Speaking Thursday afternoon on Fox News, Rubio was trying to walk the tightrope between those who favor strong immigration reform and the Pathway to Citizenship. It is a risky move for someone rising so quickly in the polls.
“We are going to have to deport some people, otherwise if you’re not going to enforce the law, what’s the point of having those laws?,” Rubio said on Fox’s “America’s Newsroom.” “Criminals are going to be deported. People who haven’t been here very long are going to be deported. People overstaying visas are going to have to be deported. That’s how you enforce immigration laws.”
Still, Rubio criticized those who advocate deporting all of those in the country illegally, saying it’s not possible.
“The flipside of it is, I do not believe you can round up and deport 11 million people, especially people who have been here 15 years, have not otherwise violated the law, can pass background checks and so forth,” he said. “There’s got to be a process to deal with that realistically.” In 2013,
Rubio worked on the “Gang of Eight” comprehensive immigration reform bill, but he walked away as it became politically problematic, declaring the bill didn’t do enough for border security and that Democrats couldn’t be trusted on the issue.
Yet, because of his work on the 2013 immigration reform effort, Rubio is more familiar with the nuances of the immigration debate than some of his rivals. When asked about Cruz’s critique while campaigning Thursday in South Carolina, Rubio sought to turn the tables, highlighting the Texas senator’s support of allowing more visas to bring foreign professionals with college degrees and specialized skills into the country.
Rubio’s record includes helping draft and push through a 2013 comprehensive immigration reform bill, and fellow candidate and Sen. Ted Cruz (R-Texas) isn’t letting him forget it.
“My reaction in all of politics is talk is cheap,” Cruz said of Rubio Thursday on Laura Ingraham’s national radio show. “That you know where someone is based on their action.
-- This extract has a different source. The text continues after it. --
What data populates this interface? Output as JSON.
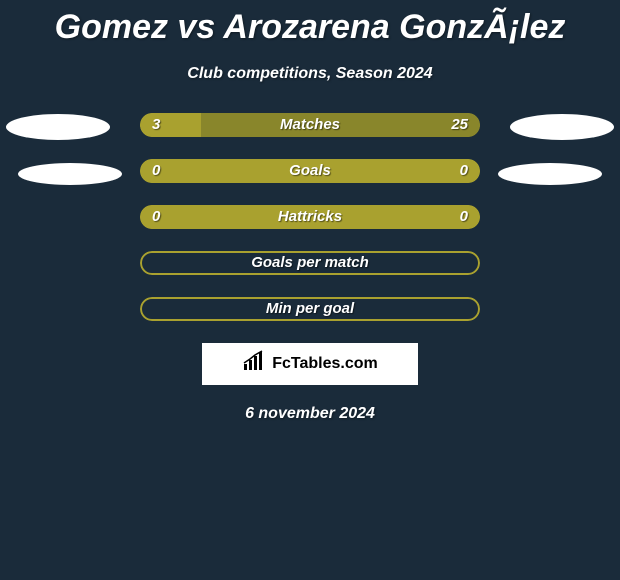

When politicians say the exact opposite of what they’ve done in office and I’d treat that with a pretty healthy degree of skepticism.”
Cruz and Sen. Rand Paul (R-Ky.), another presidential contender, have both ramped up criticism of Rubio over the 2013 “gang of eight” bill, which was drafted by Rubio, three Republicans and four Democrats.
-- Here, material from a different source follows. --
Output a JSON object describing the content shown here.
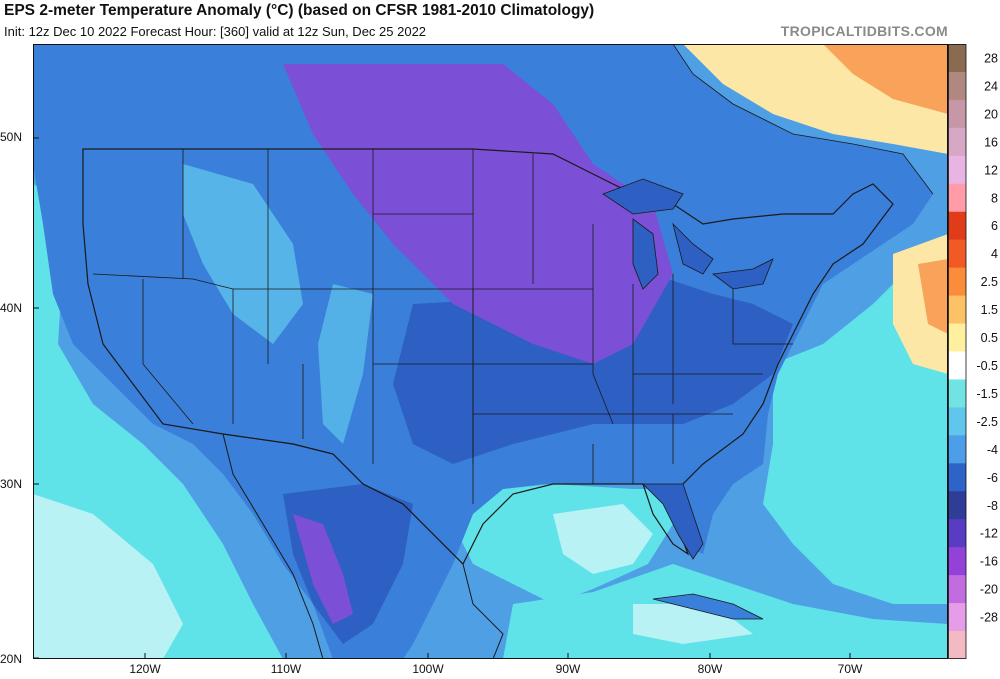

Cruz, who voted against the bill, said at a Wednesday town hall that it rendered Rubio indistinguishable on the issue of immigration from Democratic front-runner Hillary Clinton.
“That is a path to losing,” Cruz said.
Paul, speaking to Ingraham on Thursday, accused Rubio of working with Democrats on the gang of eight to keep out conservative measures.
“Rubio went along with [New York Democratic Sen.] Chuck Schumer and there was a secret deal made. They voted en bloc against every conservative reform that was brought forward,” said Paul, who also voted against the bill.
The dispute is over whether Rubio’s more recent veer to the right is genuine, and whether he can be trusted. But his words can be interpreted different ways. Democrats can accuse him of flip-flopping. People like Cruz and Paul can make the case that he is too soft on undocumented immigrants because the Senate bill would have allowed many of them to remain in the country and eventually gain citizenship.
Most GOP candidates have said broadly that immigration laws must be enforced and that President Barack Obama’s policies are at best misguided, at worst unconstitutional. But they haven’t been all that specific on how their administrations might apply prosecutorial discretion, if at all.